Senate Passes Patient Protection & Affordable Care Act without significant tort reform, elimination of anti-trust exemption
On Dec. 24, 2009, the United States Senate passed the Patient Protection & Affordable Care Act (H.R. 3590) by a party-line vote of 60 to 39. Endorsed by the American Medical Association, the landmark legislation seeks to strengthen the American healthcare system by expanding coverage and enhancing access to healthcare services.
Of particular interest to the medical liability insurance industry were two legislative items ultimately left out of the final Senate bill—substantive tort reform and any language that would repeal medical liability insurers’ longstanding exemption from federal antitrust laws.
The token medical liability reform amendment that was included in the final bill is a five-year, $50 million grant program to encourage states to develop alternatives to the current medical liability court system. The program is to be administered by the U.S. Department of Health & Human Services Secretary Kathlene Sebelius, in consultation with a review panel. It is significant that any grantee-state is required to “provide patients the ability to opt out of, or voluntarily withdraw from the alternative, at any time and to pursue other options, including [traditional] litigation.”

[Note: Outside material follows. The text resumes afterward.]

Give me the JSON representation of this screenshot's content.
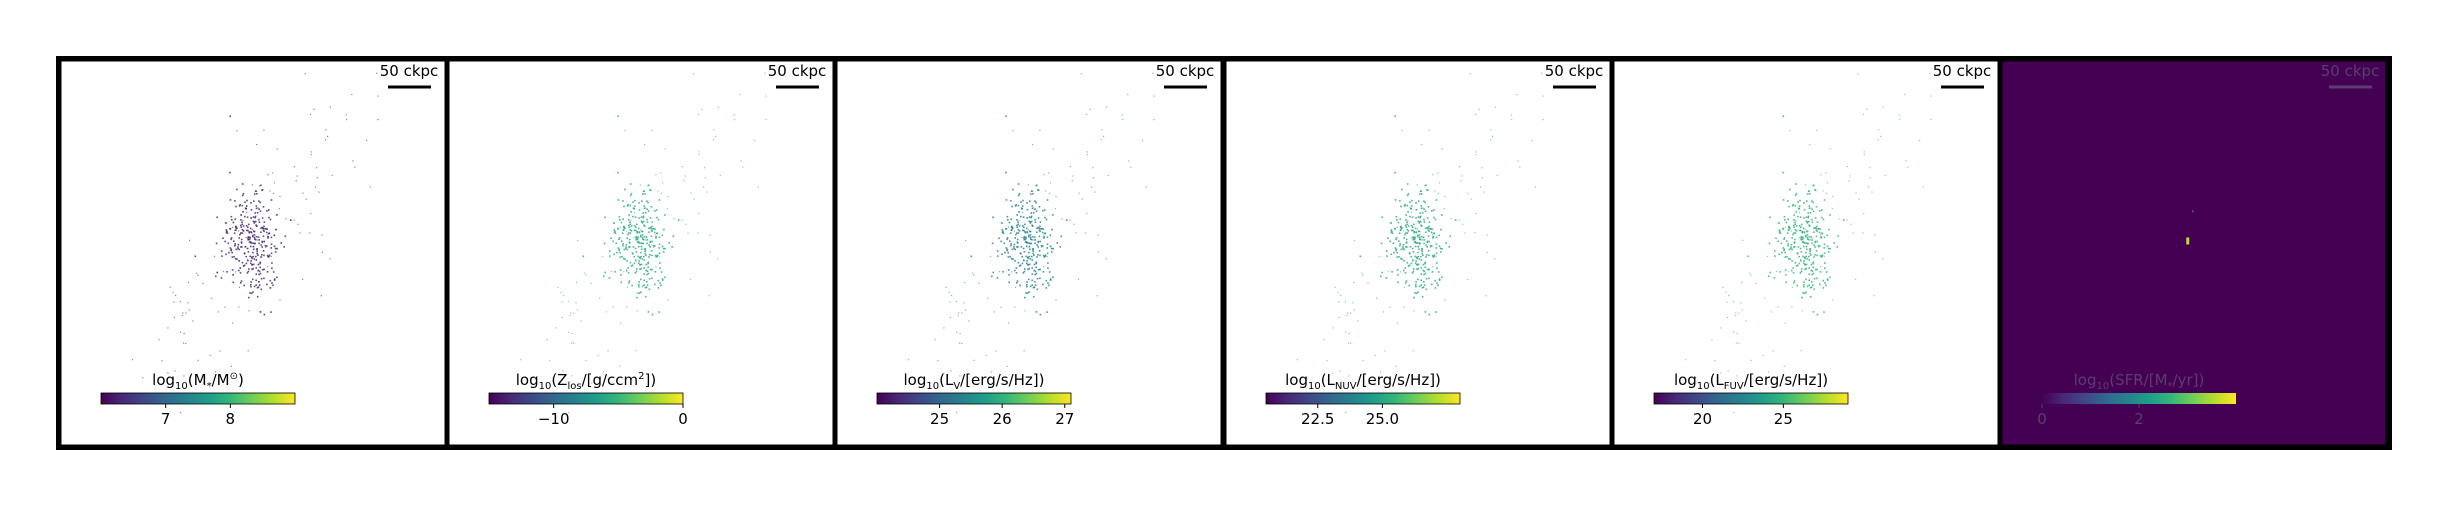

According to the Physician Insurers Association of America (PIAA), the alternative resolution legislation’s opt-out clause renders the reform meaningless because, if a state enacted a health court system, for example, the claimant would be able to take that process to its conclusion, find out how much they would receive in compensation under that system, and then opt out in order to pursue the matter via traditional litigation.
With Republican lawmakers a minority in the Senate, the lack of any meaningful tort reform in the final bill was of little surprise, but whether or not the Senate would effectively repeal the McCarran-Ferguson Act of 1945—which exempts the healthcare and medical liability insurance industries from federal antitrust laws that apply to most other industries—was a real concern during the December debate.
Introduced as an amendment by Sen. Patrick Leahy of Vermont, the Health Insurance Industry Antitrust Enforcement Act had 18 cosponsors and successfully moved through the Senate Judiciary Committee. Had the provision been included in the final bill, health and medical liability insurers would be subject to state regulation laws without the benefit of any federal government interference.
The PIAA lobbied against the Act, pointing out that allegations of “price gouging” ignore “the fact that the majority of doctors in the U.S. are insured by companies they own and/or operate—thus, if they were ‘price gouging,’ they would be gouging themselves.”
“The Congressional Budget Office (CBO)… noted, accurately, that MPL insurers are not engaged in any noncompetitive behaviors, and if they were, they could already be prosecuted for such conduct, because, ‘states already bar the activities that would be prohibited under federal law if this bill was enacted,’” said Lawrence E. Smarr, PIAA president. “The CBO report went on to say that, in fact, ‘enacting the legislation would have no significant effect on the premiums that private insurers charge.”
The Patient Protection & Affordable Care Act had moved to conference to be reconciled with the House bill.